Nachdem ich auf der 2019er-Tour überhaupt nicht mehr mit ihnen warm geworden bin, haben mich
Tame Impala in diesem Sommer wieder vollends in ihren Bann gezogen. Die Lichtshow hat vieles in den Schatten gestellt, dazu der obligatorische Konfettiregen zu Let It Happen.
Was war der schönste, skurrilste oder verrückteste Live-Moment in diesem Jahr? Wann hattet ihr am meisten Gänsehaut?
Alle drei Festival-Gigs von
Fred Again.. waren in diesem Sommer absolut emotional. Neben der Stimmung der Songs versprühte vor allem Fred selbst so eine wunderbare Euphorie und Rührung über die Reaktionen des Publikums. Nur ganz selten habe ich es einem Künstler so sehr abgenommen, dass der aktuelle Moment etwas ganz Besonderes für ihn ist.

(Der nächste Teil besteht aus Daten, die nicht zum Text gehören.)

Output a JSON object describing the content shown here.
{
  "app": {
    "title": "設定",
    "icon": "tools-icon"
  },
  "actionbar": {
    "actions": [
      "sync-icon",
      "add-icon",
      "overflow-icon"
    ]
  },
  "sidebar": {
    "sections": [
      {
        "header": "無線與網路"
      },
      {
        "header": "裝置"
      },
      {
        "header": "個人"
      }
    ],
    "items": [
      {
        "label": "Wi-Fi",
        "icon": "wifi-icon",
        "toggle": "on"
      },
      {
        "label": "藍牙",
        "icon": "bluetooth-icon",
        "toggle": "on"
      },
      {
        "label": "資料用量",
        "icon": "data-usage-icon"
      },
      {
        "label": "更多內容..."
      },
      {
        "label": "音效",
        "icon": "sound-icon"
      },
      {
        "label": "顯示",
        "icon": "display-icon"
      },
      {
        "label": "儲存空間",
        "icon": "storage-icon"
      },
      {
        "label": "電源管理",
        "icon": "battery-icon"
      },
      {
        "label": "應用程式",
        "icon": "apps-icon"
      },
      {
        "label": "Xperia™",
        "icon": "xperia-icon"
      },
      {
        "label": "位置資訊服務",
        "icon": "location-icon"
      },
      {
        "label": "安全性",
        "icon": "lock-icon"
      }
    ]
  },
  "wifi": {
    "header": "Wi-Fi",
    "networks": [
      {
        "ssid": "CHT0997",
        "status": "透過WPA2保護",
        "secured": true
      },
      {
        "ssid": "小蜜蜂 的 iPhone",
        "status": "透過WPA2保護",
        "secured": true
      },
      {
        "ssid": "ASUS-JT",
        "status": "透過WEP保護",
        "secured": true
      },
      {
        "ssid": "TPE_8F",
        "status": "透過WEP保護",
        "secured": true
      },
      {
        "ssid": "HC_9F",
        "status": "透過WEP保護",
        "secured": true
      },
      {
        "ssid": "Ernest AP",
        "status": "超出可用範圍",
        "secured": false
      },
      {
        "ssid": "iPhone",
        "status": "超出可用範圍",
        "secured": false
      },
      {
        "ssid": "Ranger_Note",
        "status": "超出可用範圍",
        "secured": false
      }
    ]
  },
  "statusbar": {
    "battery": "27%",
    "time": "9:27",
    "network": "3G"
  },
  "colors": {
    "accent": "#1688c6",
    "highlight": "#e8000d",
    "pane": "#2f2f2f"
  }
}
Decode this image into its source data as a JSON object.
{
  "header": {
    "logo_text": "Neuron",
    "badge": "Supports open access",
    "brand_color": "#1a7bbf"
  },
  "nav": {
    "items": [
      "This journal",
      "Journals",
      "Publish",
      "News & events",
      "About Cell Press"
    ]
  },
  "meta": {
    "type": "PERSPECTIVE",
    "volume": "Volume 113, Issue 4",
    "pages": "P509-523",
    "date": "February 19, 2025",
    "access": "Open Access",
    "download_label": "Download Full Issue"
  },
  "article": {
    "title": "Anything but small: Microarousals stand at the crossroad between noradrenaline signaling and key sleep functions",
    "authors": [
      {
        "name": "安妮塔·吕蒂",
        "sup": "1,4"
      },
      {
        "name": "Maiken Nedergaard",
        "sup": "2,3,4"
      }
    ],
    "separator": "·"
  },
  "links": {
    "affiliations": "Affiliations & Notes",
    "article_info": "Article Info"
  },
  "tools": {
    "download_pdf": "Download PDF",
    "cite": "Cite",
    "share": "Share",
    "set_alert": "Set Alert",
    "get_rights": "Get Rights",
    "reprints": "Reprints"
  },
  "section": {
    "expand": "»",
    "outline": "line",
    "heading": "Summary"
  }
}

Während der Club-Show im Herbst war davon (zum Glück) nicht mehr viel zu spüren. Vorab war es meine größte Sorge, dass dies nun zur Masche für alle weiteren Auftritte werden könnte.
Selten realisiere ich, welcher Song direkt nach Konzertende aus den Boxen der Hallen-Lautsprecher dröhnt. Ob diese von der Band/Künstler gewünscht oder der Veranstalter selbst wählte - völlig egal. In diesem Sommer gab es allerdings mehrfach Momente, die mir die Arm- und Beinhaare nur so aufstellen ließ:
Aus der Drei-Song-Rotation auf der Tour von Phoebe wurde vor allem Silk Chiffon von der auf ihrem Label gesignten Indie-Pop-Band MUNA besonders erfreut entgegengenommen. Ab der ersten Sekunde des Gesangs (ich konnte beim ersten Konzert gar nicht so schnell realisieren, was in dem Moment passierte) kreischte und grölte gefühlt der gesamte Saal mit - was für ein Kontrast zum Abschluss des Konzerts und was für ein schöner Abschluss mehrerer Abende!
Welches Konzert habt ihr verpasst und bereut es im Nachhinein? Warum wart ihr nicht da?
Anfang des Jahres sowohl die
Tiny Moving Parts als auch
Lucy Dacus durch Terminstress verpasst. Beide hätte ich sehr gerne mit den aktuellen Alben gesehen.